CPKC President and CEO Keith Creel sees a unique opportunity to grow the railroad’s intermodal business but not in the U.S. or Canada — in Panama.
With drought conditions in the Panama Canal expected to persist this year, some shippers continuing to use the waterway are turning to rail service to keep containers flowing.
Creel recognized the growth potential for the Panama Canal Railway, which is co-owned by CPKC and Illinois-based Mi-Jack Products, a maker of heavy-lifting equipment.
“I never knew the Panama Canal [would] be facing what the Panama Canal is facing today relative to drought conditions,” Creel said in an address during the Midwest Association of Rail Shippers Winter Meeting in Lombard, Illinois, on Jan. 11.
The following day, shipping giant Maersk announced it would begin using the Panama Canal Railway to “safeguard customers’ supply chains.”
Prior to Maersk’s announcement, Creel, who became CEO of CPKC in April following Canadian Pacific’s acquisition of Kansas City Southern, said as he familiarized himself with KCS, he learned the railroad had a 50% stake in the Panama Canal Railway. Now that KCS and Canadian Pacific are one company, it meant ownership now belonged to CPKC.
Maersk is a strategic partner for both CPKC and the Panama railroad, Creel said.

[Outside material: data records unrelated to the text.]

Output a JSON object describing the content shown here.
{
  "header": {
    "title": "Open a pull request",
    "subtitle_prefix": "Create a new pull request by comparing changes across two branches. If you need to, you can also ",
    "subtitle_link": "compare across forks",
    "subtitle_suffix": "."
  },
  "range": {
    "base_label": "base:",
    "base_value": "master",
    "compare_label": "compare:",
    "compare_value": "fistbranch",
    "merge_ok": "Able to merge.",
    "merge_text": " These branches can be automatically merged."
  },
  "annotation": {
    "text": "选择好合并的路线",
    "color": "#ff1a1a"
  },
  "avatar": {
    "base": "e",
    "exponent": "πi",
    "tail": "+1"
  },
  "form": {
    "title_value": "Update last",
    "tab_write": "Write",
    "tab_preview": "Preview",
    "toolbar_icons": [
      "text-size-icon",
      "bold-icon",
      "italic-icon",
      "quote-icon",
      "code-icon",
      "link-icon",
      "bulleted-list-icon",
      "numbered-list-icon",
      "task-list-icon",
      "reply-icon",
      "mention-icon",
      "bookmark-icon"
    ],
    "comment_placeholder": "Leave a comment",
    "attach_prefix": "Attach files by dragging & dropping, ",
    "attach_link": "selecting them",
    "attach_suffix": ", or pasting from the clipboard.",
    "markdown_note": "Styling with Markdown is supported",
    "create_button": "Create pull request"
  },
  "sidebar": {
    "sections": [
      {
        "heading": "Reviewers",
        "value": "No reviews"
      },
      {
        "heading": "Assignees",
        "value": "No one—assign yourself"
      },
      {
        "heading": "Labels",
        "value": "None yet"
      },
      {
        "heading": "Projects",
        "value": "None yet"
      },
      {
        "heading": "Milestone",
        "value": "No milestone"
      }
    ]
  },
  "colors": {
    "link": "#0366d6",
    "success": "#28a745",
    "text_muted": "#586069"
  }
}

The 47-mile-long Panama railroad runs parallel to the canal route, with capacity to run 10 trains in each direction 24-7 and potential to operate as many as 32 trains daily.
The Panama railroad opens doors to secure additional business from other container shippers, he said.
“That again is a unique and very complimenting service opportunity,” Creel said, adding that “crises and challenges become opportunities.”